Policy on Government Security

The Policy on Government Security has been renewed as part of the Policy Suite Renewal Initiative and the government's management agenda. It establishes management expectations that are consistent with Government of Canada objectives for improved risk management and maintaining a modern public service that can deliver on the service and security priorities of Canadians. The renewed policy describes responsibilities and accountabilities of deputy heads for the effective management of security and identity within their departments and government-wide. It also clarifies the roles of lead security agencies for providing government-wide leadership and services. This policy came into effect on July 1, 2009.

Why is this policy important?

The Policy on Government Security is an essential component of Canada's national security framework. It establishes responsibilities of deputy heads to help ensure that government information, assets and services are protected against compromise and individuals are protected against workplace violence. While the requirements have not changed substantially, the policy has been aligned with government's strategic priorities and addresses issues raised through analysis, consultations, and audit findings. There is an increased emphasis on improved management practices, governance, and decision making that will make expected outcomes more easily measureable. The roles and responsibilities of lead security agencies have also been clarified to eliminate overlap and duplication. Additional measures were also taken to ensure that roles and responsibilities are aligned with legislated mandates and that operational responsibilities related to the management of incidents and emergencies are clearly described.

What are the requirements for all deputy heads in this renewed policy?

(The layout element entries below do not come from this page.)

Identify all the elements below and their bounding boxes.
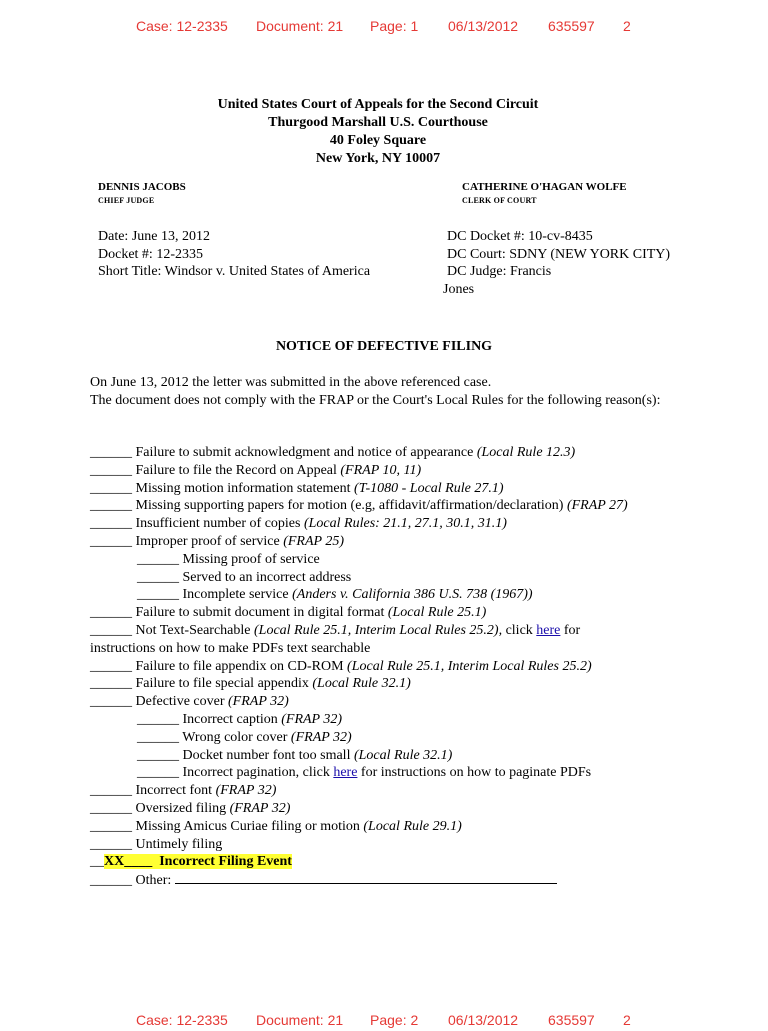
header-num: 2	[623, 18, 631, 34]
list-item: ______ Incorrect pagination, click here for instructions on how to paginate PDFs	[137, 765, 592, 781]
header-case: Case: 12-2335	[136, 18, 228, 34]
list-item: ______ Improper proof of service (FRAP 25)	[90, 533, 344, 549]
filing-date: Date: June 13, 2012	[98, 229, 210, 244]
list-item: ______ Incomplete service (Anders v. California 386 U.S. 738 (1967))	[137, 587, 533, 603]
list-item-selected: __XX____ Incorrect Filing Event	[90, 854, 292, 870]
list-item: ______ Served to an incorrect address	[137, 569, 352, 585]
clerk-title: CLERK OF COURT	[462, 196, 537, 205]
list-item: ______ Other:	[90, 871, 710, 889]
list-item: ______ Defective cover (FRAP 32)	[90, 694, 289, 710]
text-searchable-help-link[interactable]: here	[536, 622, 561, 638]
docket-header-bottom	[0, 1009, 768, 1031]
selected-highlight: XX____ Incorrect Filing Event	[104, 854, 292, 870]
dc-docket: DC Docket #: 10-cv-8435	[447, 229, 593, 244]
defect-checklist	[90, 444, 710, 889]
list-item: ______ Failure to file appendix on CD-ROM (Local Rule 25.1, Interim Local Rules 25.2)	[90, 658, 592, 674]
header-document: Document: 21	[256, 18, 344, 34]
header-page: Page: 2	[370, 1012, 419, 1028]
court-address	[0, 96, 756, 168]
court-city: New York, NY 10007	[315, 151, 441, 166]
list-item: ______ Incorrect caption (FRAP 32)	[137, 711, 343, 727]
court-name: United States Court of Appeals for the Second Circuit	[217, 97, 539, 112]
header-date: 06/13/2012	[448, 1012, 519, 1028]
list-item: ______ Wrong color cover (FRAP 32)	[137, 729, 352, 745]
pagination-help-link[interactable]: here	[333, 765, 358, 781]
list-item: instructions on how to make PDFs text searchable	[90, 640, 371, 656]
docket-number: Docket #: 12-2335	[98, 247, 203, 262]
clerk-name: CATHERINE O'HAGAN WOLFE	[462, 181, 627, 193]
header-case: Case: 12-2335	[136, 1012, 228, 1028]
list-item: ______ Missing Amicus Curiae filing or motion (Local Rule 29.1)	[90, 818, 462, 834]
header-num: 2	[623, 1012, 631, 1028]
list-item: ______ Failure to submit document in digital format (Local Rule 25.1)	[90, 605, 487, 621]
list-item: ______ Missing motion information statement (T-1080 - Local Rule 27.1)	[90, 480, 504, 496]
list-item: ______ Failure to file special appendix (Local Rule 32.1)	[90, 676, 411, 692]
dc-judge: DC Judge: Francis	[447, 264, 552, 279]
chief-judge-title: CHIEF JUDGE	[98, 196, 155, 205]
list-item: ______ Not Text-Searchable (Local Rule 25.1, Interim Local Rules 25.2), click here for	[90, 622, 581, 638]
list-item: ______ Failure to file the Record on Appeal (FRAP 10, 11)	[90, 462, 422, 478]
short-title: Short Title: Windsor v. United States of America	[98, 264, 371, 279]
list-item: ______ Untimely filing	[90, 836, 223, 852]
list-item: ______ Docket number font too small (Local Rule 32.1)	[137, 747, 453, 763]
chief-judge-name: DENNIS JACOBS	[98, 181, 186, 193]
dc-court: DC Court: SDNY (NEW YORK CITY)	[447, 247, 671, 262]
intro-line-1: On June 13, 2012 the letter was submitted in the above referenced case.	[90, 375, 492, 390]
court-street: 40 Foley Square	[329, 133, 427, 148]
header-id: 635597	[548, 1012, 595, 1028]
list-item: ______ Missing proof of service	[137, 551, 320, 567]
docket-header-top	[0, 15, 768, 37]
list-item: ______ Incorrect font (FRAP 32)	[90, 783, 277, 799]
courthouse-name: Thurgood Marshall U.S. Courthouse	[268, 115, 488, 130]
header-document: Document: 21	[256, 1012, 344, 1028]
header-id: 635597	[548, 18, 595, 34]
header-page: Page: 1	[370, 18, 419, 34]
header-date: 06/13/2012	[448, 18, 519, 34]
intro-line-2: The document does not comply with the FRAP or the Court's Local Rules for the following reason(s):	[90, 393, 661, 408]
other-blank-line	[175, 871, 557, 884]
list-item: ______ Failure to submit acknowledgment and notice of appearance (Local Rule 12.3)	[90, 445, 576, 460]
list-item: ______ Oversized filing (FRAP 32)	[90, 800, 291, 816]
list-item: ______ Missing supporting papers for motion (e.g, affidavit/affirmation/declaration) (FRAP 27)	[90, 498, 628, 514]
notice-title: NOTICE OF DEFECTIVE FILING	[275, 339, 493, 354]
dc-judge-cont: Jones	[443, 282, 475, 297]
list-item: ______ Insufficient number of copies (Local Rules: 21.1, 27.1, 30.1, 31.1)	[90, 516, 507, 532]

Policy application – The policy applies to all departments found on Schedules I, I.1, II, IV and V of the Financial Administration Act. Deputy Head responsibilities – Deputy heads are responsible for the effective implementation and governance of security and identity management within their departments. This includes the security of departmental personnel, including those working in or for offices of Ministers or Ministers of State, in addition to departmental information, assets, and services.

Departmental security planning – Deputy heads are required to approve the departmental security plan that details decisions for managing security risks and outlines strategies, goals, objectives, priorities and timelines for improving departmental security. A three-year transition period is planned for full implementation of specific activities related to the departmental security planning and performance measurement. Security screening as a condition of employment – The policy requires that all individuals who will have access to government information and assets, including those who work in or for offices of Ministers and Ministers of State, be security screened at the appropriate level before the commencement of their duties. Exercise of authority – The renewed policy re-confirms that the authority of a deputy head for denying, revoking or suspending security clearances not be delegated.

What is a Lead Security Agency? – Lead security agencies are mandated to provide advice, guidance and services to other departments to support their day-to-day security operations. Provision of support services to departments – Deputy heads of Lead Security Agencies are responsible for ensuring the provision of security support services to help government departments maintain an acceptable state of security and readiness and achieve government-wide priorities related to government security. This policy replaces: The 2002 Government Security Policy.

The 2004 Policy for Public Key Infrastructure Management in the Government of Canada – The Treasury Board Secretariat will provide guidance material to support departments in managing the security of their electronic business. This policy is related to: Directive on Departmental Security Management. Directive on Identity Management.